Ansonsten erscheint hier nichts originell und noch weniger durchdacht. Mit der reinen Konzentration auf illegale Kämpfe, die in ihrem Aufbau und der Machart entfernt an „Lionheart“ mit van Damme erinnern, hätte die Chose wahrscheinlich besser funktioniert.
Doch es mussten noch korrupte Cops, Geldwäsche, verfeindete Gangs, Erpressung und kleine Familientragödien untergebracht werden, was final mit einigen Handlungslücken behaftet ist, zumal einigen Lagern schlicht die sichtliche Motivation fehlt.

Immerhin tummeln sich noch einige bekannte Gesichter, welche eine zumeist ordentliche Chemie entwickeln, was den Stoff nicht gänzlich durchhängen lässt. Grillo und Phifer bilden ein taugliches Team und auch Mulroney erhält ein paar solide Momente. Schwieriger wird es mit Jaime King, die mit stets veränderten Frisuren fast zum Fremdkörper wird, zumal ihre Figur bis zuletzt keine eindeutige Funktion vorweist. Bis auf einige Rapsongs geht auch der Score in Ordnung, während Impressionen eines nächtlichen LA ebenfalls gelungen sind.
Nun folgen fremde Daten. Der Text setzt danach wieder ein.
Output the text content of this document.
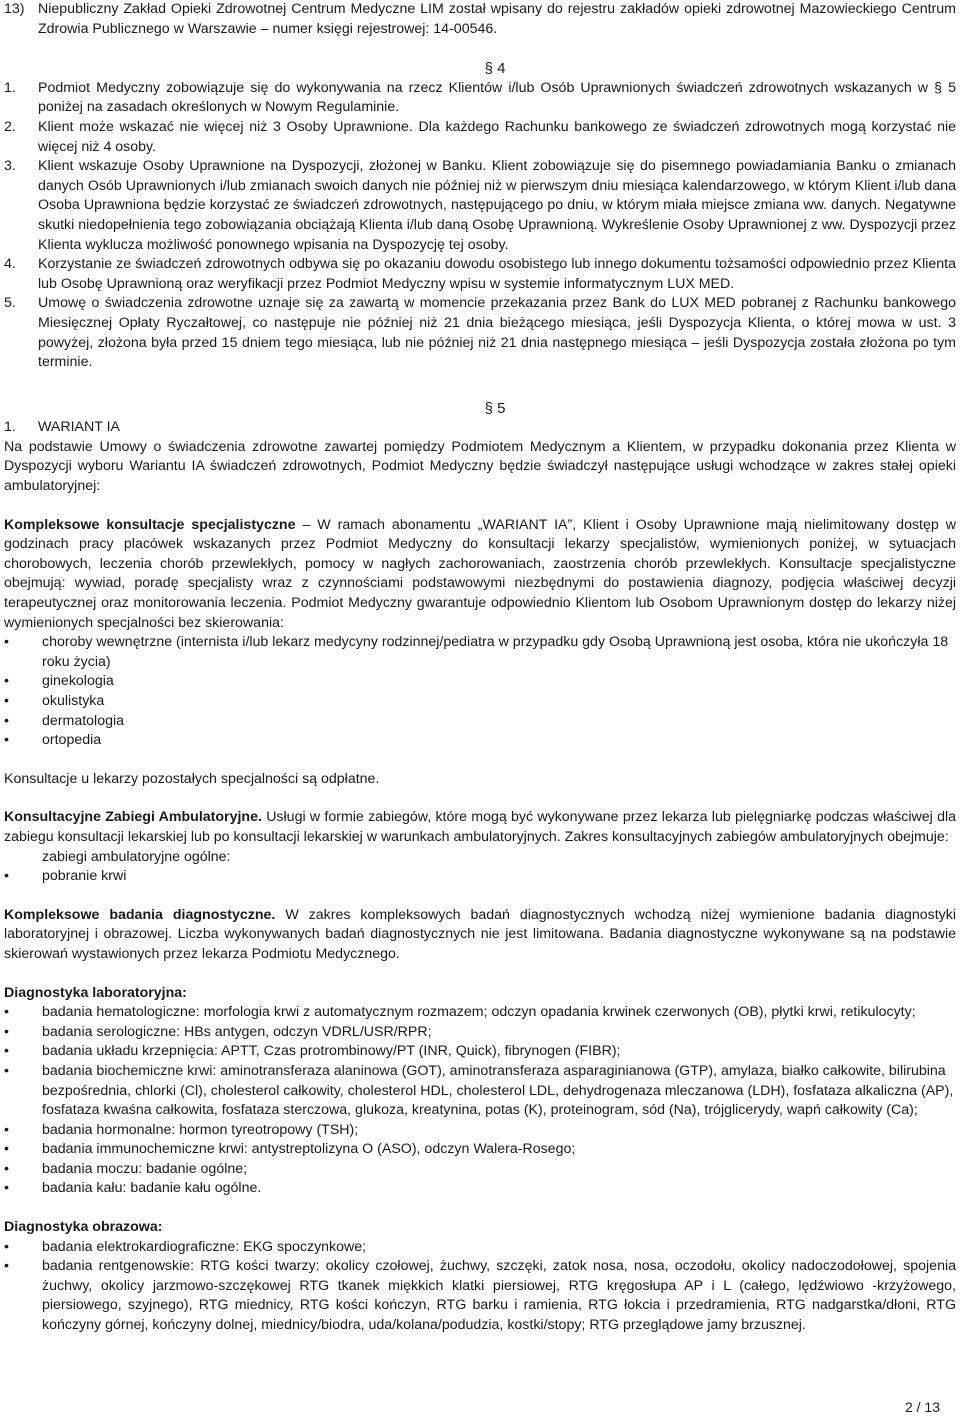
13) Niepubliczny Zakład Opieki Zdrowotnej Centrum Medyczne LIM został wpisany do rejestru zakładów opieki zdrowotnej Mazowieckiego Centrum Zdrowia Publicznego w Warszawie – numer księgi rejestrowej: 14-00546.
§ 4
1.	Podmiot Medyczny zobowiązuje się do wykonywania na rzecz Klientów i/lub Osób Uprawnionych świadczeń zdrowotnych wskazanych w § 5 poniżej na zasadach określonych w Nowym Regulaminie.
2.	Klient może wskazać nie więcej niż 3 Osoby Uprawnione. Dla każdego Rachunku bankowego ze świadczeń zdrowotnych mogą korzystać nie więcej niż 4 osoby.
3.	Klient wskazuje Osoby Uprawnione na Dyspozycji, złożonej w Banku. Klient zobowiązuje się do pisemnego powiadamiania Banku o zmianach danych Osób Uprawnionych i/lub zmianach swoich danych nie później niż w pierwszym dniu miesiąca kalendarzowego, w którym Klient i/lub dana Osoba Uprawniona będzie korzystać ze świadczeń zdrowotnych, następującego po dniu, w którym miała miejsce zmiana ww. danych. Negatywne skutki niedopełnienia tego zobowiązania obciążają Klienta i/lub daną Osobę Uprawnioną. Wykreślenie Osoby Uprawnionej z ww. Dyspozycji przez Klienta wyklucza możliwość ponownego wpisania na Dyspozycję tej osoby.
4.	Korzystanie ze świadczeń zdrowotnych odbywa się po okazaniu dowodu osobistego lub innego dokumentu tożsamości odpowiednio przez Klienta lub Osobę Uprawnioną oraz weryfikacji przez Podmiot Medyczny wpisu w systemie informatycznym LUX MED.
5.	Umowę o świadczenia zdrowotne uznaje się za zawartą w momencie przekazania przez Bank do LUX MED pobranej z Rachunku bankowego Miesięcznej Opłaty Ryczałtowej, co następuje nie później niż 21 dnia bieżącego miesiąca, jeśli Dyspozycja Klienta, o której mowa w ust. 3 powyżej, złożona była przed 15 dniem tego miesiąca, lub nie później niż 21 dnia następnego miesiąca – jeśli Dyspozycja została złożona po tym terminie.
§ 5
1.	WARIANT IA
Na podstawie Umowy o świadczenia zdrowotne zawartej pomiędzy Podmiotem Medycznym a Klientem, w przypadku dokonania przez Klienta w Dyspozycji wyboru Wariantu IA świadczeń zdrowotnych, Podmiot Medyczny będzie świadczył następujące usługi wchodzące w zakres stałej opieki ambulatoryjnej:
Kompleksowe konsultacje specjalistyczne – W ramach abonamentu „WARIANT IA”, Klient i Osoby Uprawnione mają nielimitowany dostęp w godzinach pracy placówek wskazanych przez Podmiot Medyczny do konsultacji lekarzy specjalistów, wymienionych poniżej, w sytuacjach chorobowych, leczenia chorób przewlekłych, pomocy w nagłych zachorowaniach, zaostrzenia chorób przewlekłych. Konsultacje specjalistyczne obejmują: wywiad, poradę specjalisty wraz z czynnościami podstawowymi niezbędnymi do postawienia diagnozy, podjęcia właściwej decyzji terapeutycznej oraz monitorowania leczenia. Podmiot Medyczny gwarantuje odpowiednio Klientom lub Osobom Uprawnionym dostęp do lekarzy niżej wymienionych specjalności bez skierowania:
•	choroby wewnętrzne (internista i/lub lekarz medycyny rodzinnej/pediatra w przypadku gdy Osobą Uprawnioną jest osoba, która nie ukończyła 18 roku życia)
•	ginekologia
•	okulistyka
•	dermatologia
•	ortopedia
Konsultacje u lekarzy pozostałych specjalności są odpłatne.
Konsultacyjne Zabiegi Ambulatoryjne. Usługi w formie zabiegów, które mogą być wykonywane przez lekarza lub pielęgniarkę podczas właściwej dla zabiegu konsultacji lekarskiej lub po konsultacji lekarskiej w warunkach ambulatoryjnych. Zakres konsultacyjnych zabiegów ambulatoryjnych obejmuje:
zabiegi ambulatoryjne ogólne:
•	pobranie krwi
Kompleksowe badania diagnostyczne. W zakres kompleksowych badań diagnostycznych wchodzą niżej wymienione badania diagnostyki laboratoryjnej i obrazowej. Liczba wykonywanych badań diagnostycznych nie jest limitowana. Badania diagnostyczne wykonywane są na podstawie skierowań wystawionych przez lekarza Podmiotu Medycznego.
Diagnostyka laboratoryjna:
•	badania hematologiczne: morfologia krwi z automatycznym rozmazem; odczyn opadania krwinek czerwonych (OB), płytki krwi, retikulocyty;
•	badania serologiczne: HBs antygen, odczyn VDRL/USR/RPR;
•	badania układu krzepnięcia: APTT, Czas protrombinowy/PT (INR, Quick), fibrynogen (FIBR);
•	badania biochemiczne krwi: aminotransferaza alaninowa (GOT), aminotransferaza asparaginianowa (GTP), amylaza, białko całkowite, bilirubina bezpośrednia, chlorki (Cl), cholesterol całkowity, cholesterol HDL, cholesterol LDL, dehydrogenaza mleczanowa (LDH), fosfataza alkaliczna (AP), fosfataza kwaśna całkowita, fosfataza sterczowa, glukoza, kreatynina, potas (K), proteinogram, sód (Na), trójglicerydy, wapń całkowity (Ca);
•	badania hormonalne: hormon tyreotropowy (TSH);
•	badania immunochemiczne krwi: antystreptolizyna O (ASO), odczyn Walera-Rosego;
•	badania moczu: badanie ogólne;
•	badania kału: badanie kału ogólne.
Diagnostyka obrazowa:
•	badania elektrokardiograficzne: EKG spoczynkowe;
•	badania rentgenowskie: RTG kości twarzy: okolicy czołowej, żuchwy, szczęki, zatok nosa, nosa, oczodołu, okolicy nadoczodołowej, spojenia żuchwy, okolicy jarzmowo-szczękowej RTG tkanek miękkich klatki piersiowej, RTG kręgosłupa AP i L (całego, lędźwiowo -krzyżowego, piersiowego, szyjnego), RTG miednicy, RTG kości kończyn, RTG barku i ramienia, RTG łokcia i przedramienia, RTG nadgarstka/dłoni, RTG kończyny górnej, kończyny dolnej, miednicy/biodra, uda/kolana/podudzia, kostki/stopy; RTG przeglądowe jamy brzusznej.
2 / 13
Insgesamt kommt die Action ein wenig zu kurz, obgleich den Fights zumindest eine gesunde Härte anhaftet, was durch einen Röntgenblick-Gimmick kurzfristig noch verstärkt wird. Leider werden fast ausschließlich Faustkämpfe bestritten und es ist schade, dass Adkins nur als Cameo mit wenig Körpereinsatz fungiert. Das offenbart auch der eher schwache und kaum spannende Showdown mit vielen Ballereinlagen und wenig Suspense, was stellvertretend für den kompletten Streifen steht.